SEE: Security incident response policy (TechRepublic Premium)
Retired Rear Adm. Mark Montgomery, executive director of the Solarium Commission, said it has recommended an increase of between 15% and 20% in appropriations for the Department of Homeland Security and the Cybersecurity and Infrastructure Security Agency. The Biden administration has recommended $2.1 billion, and the commission is proposing $2.4 billion, Montgomery said.
A few years from now, an effective budget to appropriate and fund national cybersecurity will be between $3 and $4 billion he said, and “this is down payment to do that.” But Montgomery acknowledged that “There’s lots of mouths coming into this buffet, and we won’t get 100% of what we want.”
Matthew Eggers, vice president for cyber policy for the U.S. Chamber of Commerce, said the Chamber is looking for legislation that supports businesses and “government doers,” the people operating and protecting networks.
“We want legislation in service of entities trying to do the right things,” Eggers said. “We want to be getting more good, actionable data in the hopper so we can analyze it.”
When he looks at the Solarium Commission report, “defending forward is the way to go,” Eggers said. “We want to be making sure the legislative effort is making the business community an ally.”
Cilluffo said he has long been an advocate of not just transnational legislation but legislation that has the U.S. leading in international actions.

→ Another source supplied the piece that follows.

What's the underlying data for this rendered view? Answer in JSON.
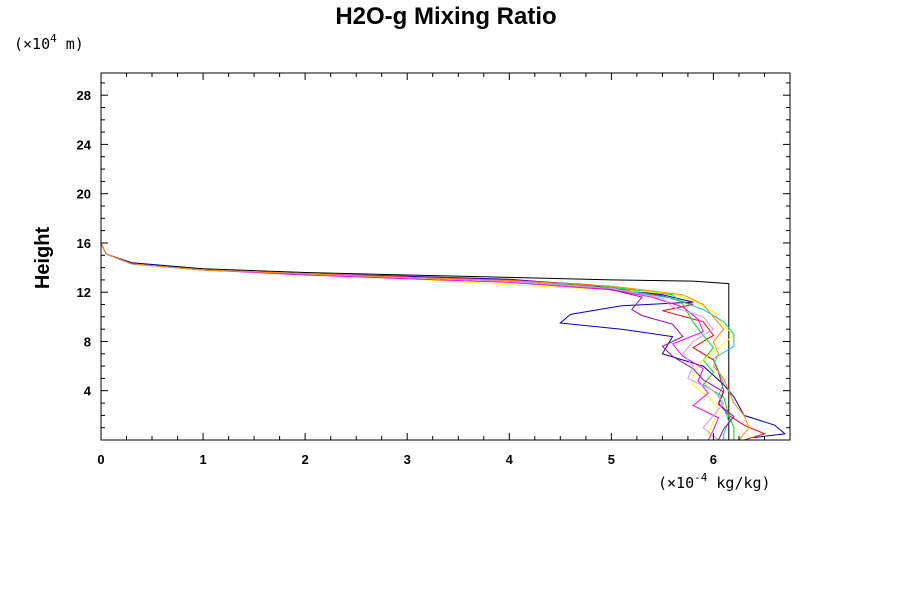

The diplomatic element is critical, he said.
“The Cyber Diplomacy Act won’t take away from existing work but will bring in allies” from security organizations in Japan, India and Israel, he said. “The bottom line here is we’ve ceded the battlefield for quite some time to China,” which has taken advantage of international inaction, “and quite honestly, we’ll need our allies to push back,” he said.
The long-term benefit is “we’re never going to firewall our way out of this problem alone. We’ve been blaming the victim for so long we need to split the equation on cost and consequence on bad cyber behavior, and the way to do that is to ensure our own national interests but others as well.”
Montgomery said he thinks the Cyber Diplomacy Act will go forward, and he won’t be surprised if it moves into the cyber legislation bill.
At the end of 2021, success to the commission will be making sure companies, national agencies and citizens are enhancing their overall cybersecurity efforts, Cilluffo said. “We need to follow up our ideas with resources. This is not going to be accomplished through Washington alone but will require your members,” he said, referring to the Chamber. “This is not a trite comment. The private sector needs a front-row seat here.”